If the smells of military occupation make homes insecure and evacuate public spaces, what is left? These smells instantiate the ways that military occupation permeates communities like Aida. What haunts me most these days are the hints of long-term effects from this stressful and toxic atmosphere. In Gaza, military siege led the UN to predict in 2012 that Gaza would be unlivable by 2020. So what can we say about the enduring effects of Israel’s militarized ecology in smaller places like Aida in the West Bank? Circumstances in Gaza—in terms of water access, bombings, and so much more—are uniquely dire. But I worry about Aida too: the number of young women who have unusual health problems; the middle-aged people with cancers. I think of how my friends in Aida look to the future differently than I do, living in a leafy part of New England. The wall, the tear gas, the jeeps, the skunk water: The multifaceted effects of ecologies of war may be difficult to characterize in small places where conflict seems to happen through outright violence, but residents know these ecologies kill space and steal time, too.

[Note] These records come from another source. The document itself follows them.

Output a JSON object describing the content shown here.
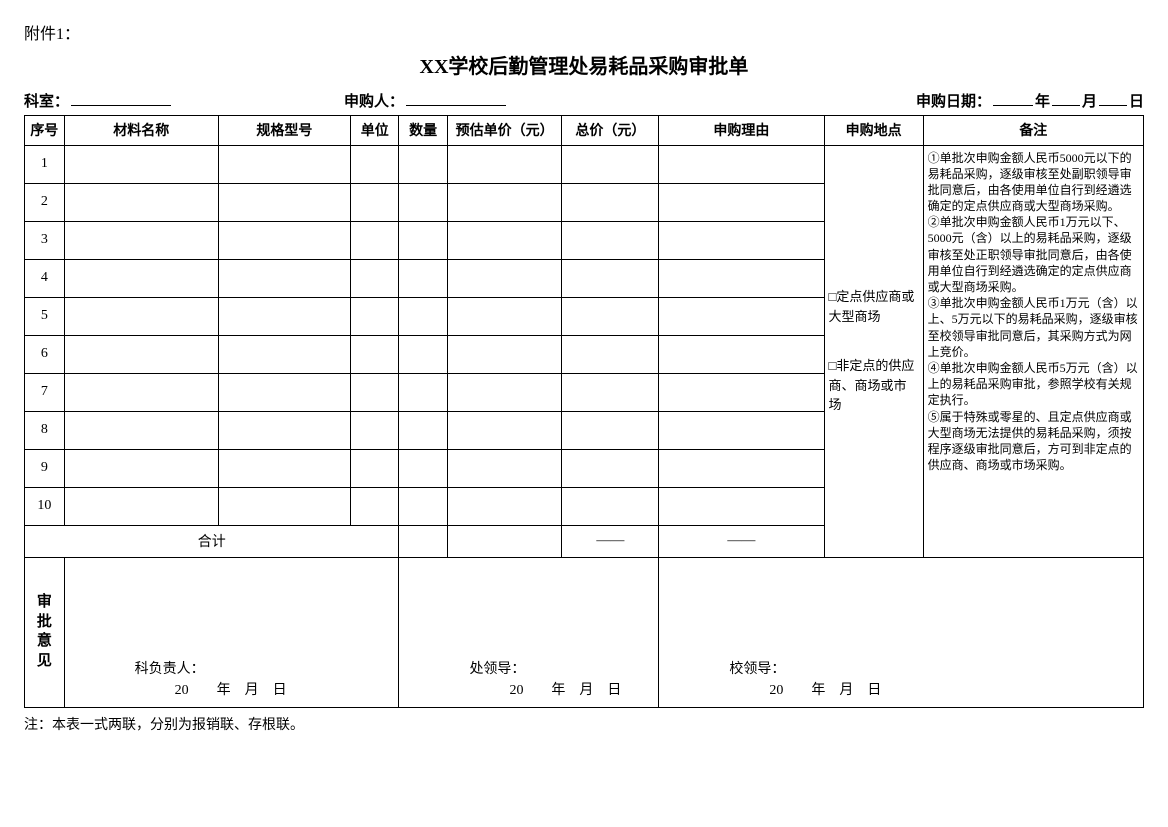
{
  "attachment_label": "附件1：",
  "title": "XX学校后勤管理处易耗品采购审批单",
  "header": {
    "dept_label": "科室：",
    "applicant_label": "申购人：",
    "date_label": "申购日期：",
    "year_unit": "年",
    "month_unit": "月",
    "day_unit": "日"
  },
  "columns": {
    "seq": "序号",
    "name": "材料名称",
    "spec": "规格型号",
    "unit": "单位",
    "qty": "数量",
    "price": "预估单价（元）",
    "total": "总价（元）",
    "reason": "申购理由",
    "location": "申购地点",
    "note": "备注"
  },
  "rows": [
    1,
    2,
    3,
    4,
    5,
    6,
    7,
    8,
    9,
    10
  ],
  "sum_row": {
    "label": "合计",
    "dash": "——"
  },
  "location_options": {
    "opt1": "□定点供应商或大型商场",
    "opt2": "□非定点的供应商、商场或市场"
  },
  "notes": {
    "p1": "①单批次申购金额人民币5000元以下的易耗品采购，逐级审核至处副职领导审批同意后，由各使用单位自行到经遴选确定的定点供应商或大型商场采购。",
    "p2": "②单批次申购金额人民币1万元以下、5000元（含）以上的易耗品采购，逐级审核至处正职领导审批同意后，由各使用单位自行到经遴选确定的定点供应商或大型商场采购。",
    "p3": "③单批次申购金额人民币1万元（含）以上、5万元以下的易耗品采购，逐级审核至校领导审批同意后，其采购方式为网上竞价。",
    "p4": "④单批次申购金额人民币5万元（含）以上的易耗品采购审批，参照学校有关规定执行。",
    "p5": "⑤属于特殊或零星的、且定点供应商或大型商场无法提供的易耗品采购，须按程序逐级审批同意后，方可到非定点的供应商、商场或市场采购。"
  },
  "approval": {
    "label_chars": [
      "审",
      "批",
      "意",
      "见"
    ],
    "sig1_title": "科负责人：",
    "sig2_title": "处领导：",
    "sig3_title": "校领导：",
    "date_prefix": "20",
    "year": "年",
    "month": "月",
    "day": "日"
  },
  "footer": "注：本表一式两联，分别为报销联、存根联。"
}
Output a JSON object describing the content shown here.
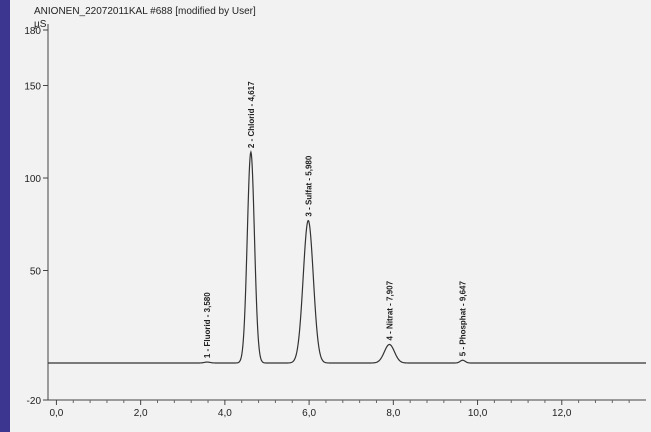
{
  "chart_data": {
    "type": "line",
    "title": "ANIONEN_22072011KAL #688 [modified by User]",
    "ylabel": "µS",
    "xlabel": "",
    "xlim": [
      -0.2,
      14.0
    ],
    "ylim": [
      -20,
      180
    ],
    "xticks": [
      0.0,
      2.0,
      4.0,
      6.0,
      8.0,
      10.0,
      12.0
    ],
    "xtick_labels": [
      "0,0",
      "2,0",
      "4,0",
      "6,0",
      "8,0",
      "10,0",
      "12,0"
    ],
    "yticks": [
      -20,
      50,
      100,
      150,
      180
    ],
    "ytick_labels": [
      "-20",
      "50",
      "100",
      "150",
      "180"
    ],
    "baseline": 0,
    "peaks": [
      {
        "label": "1 - Fluorid - 3,580",
        "x": 3.58,
        "height": 0.5,
        "width": 0.07
      },
      {
        "label": "2 - Chlorid - 4,617",
        "x": 4.617,
        "height": 114,
        "width": 0.085
      },
      {
        "label": "3 - Sulfat - 5,980",
        "x": 5.98,
        "height": 77,
        "width": 0.12
      },
      {
        "label": "4 - Nitrat - 7,907",
        "x": 7.907,
        "height": 10,
        "width": 0.12
      },
      {
        "label": "5 - Phosphat - 9,647",
        "x": 9.647,
        "height": 1.5,
        "width": 0.06
      }
    ]
  }
}
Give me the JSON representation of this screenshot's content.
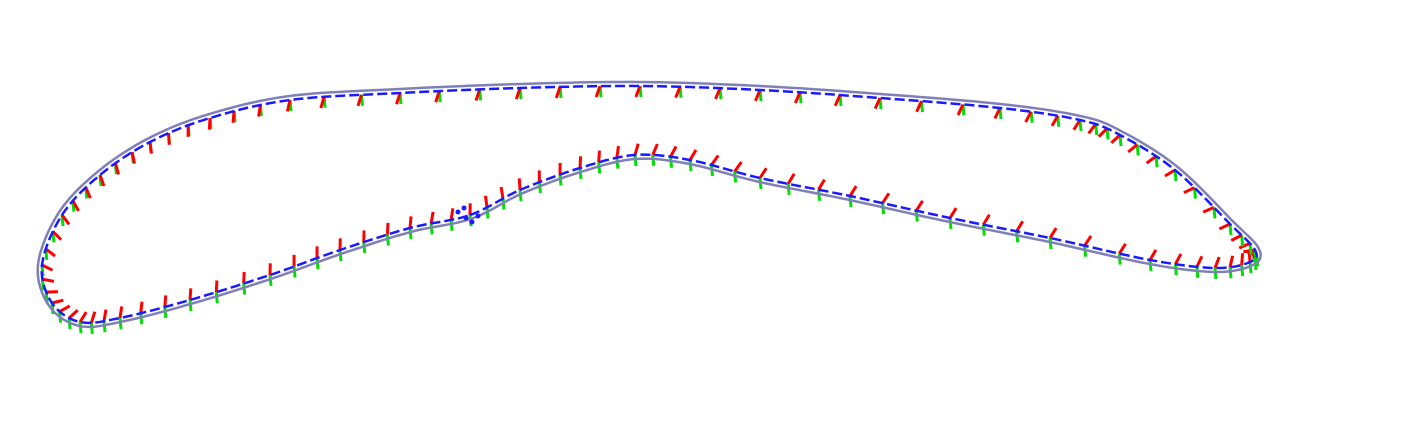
{
  "scene": {
    "background": "#ffffff",
    "colors": {
      "frame_x_axis": "#ff0000",
      "frame_y_axis": "#00e000",
      "frame_z_axis": "#0000ff",
      "estimated_path": "#8080b8",
      "trajectory_line": "#1a1aff"
    }
  }
}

Bishara, Amahl. 2020. “An Ongoing Violence, a Sustained Resistance: Israel’s Racist Separation Wall at Aida Refugee Camp.” In Walling In and Walling Out: Why Are We Building New Barriers to Divide Us?, edited by Laura McAtackney and Randall H. McGuire, 85–107. New Mexico: University of New Mexico Press.
Kim, Eleana J. 2016. “Toward an Anthropology of Landmines: Rogue Infrastructure and Military Waste in the Korean DMZ.” Cultural Anthropology 31(2): 162–87.
Stamatopoulou-Robbins, Sophia. 2020. Waste Siege: The Life of Infrastructure in Palestine. Stanford, CA: Stanford University Press.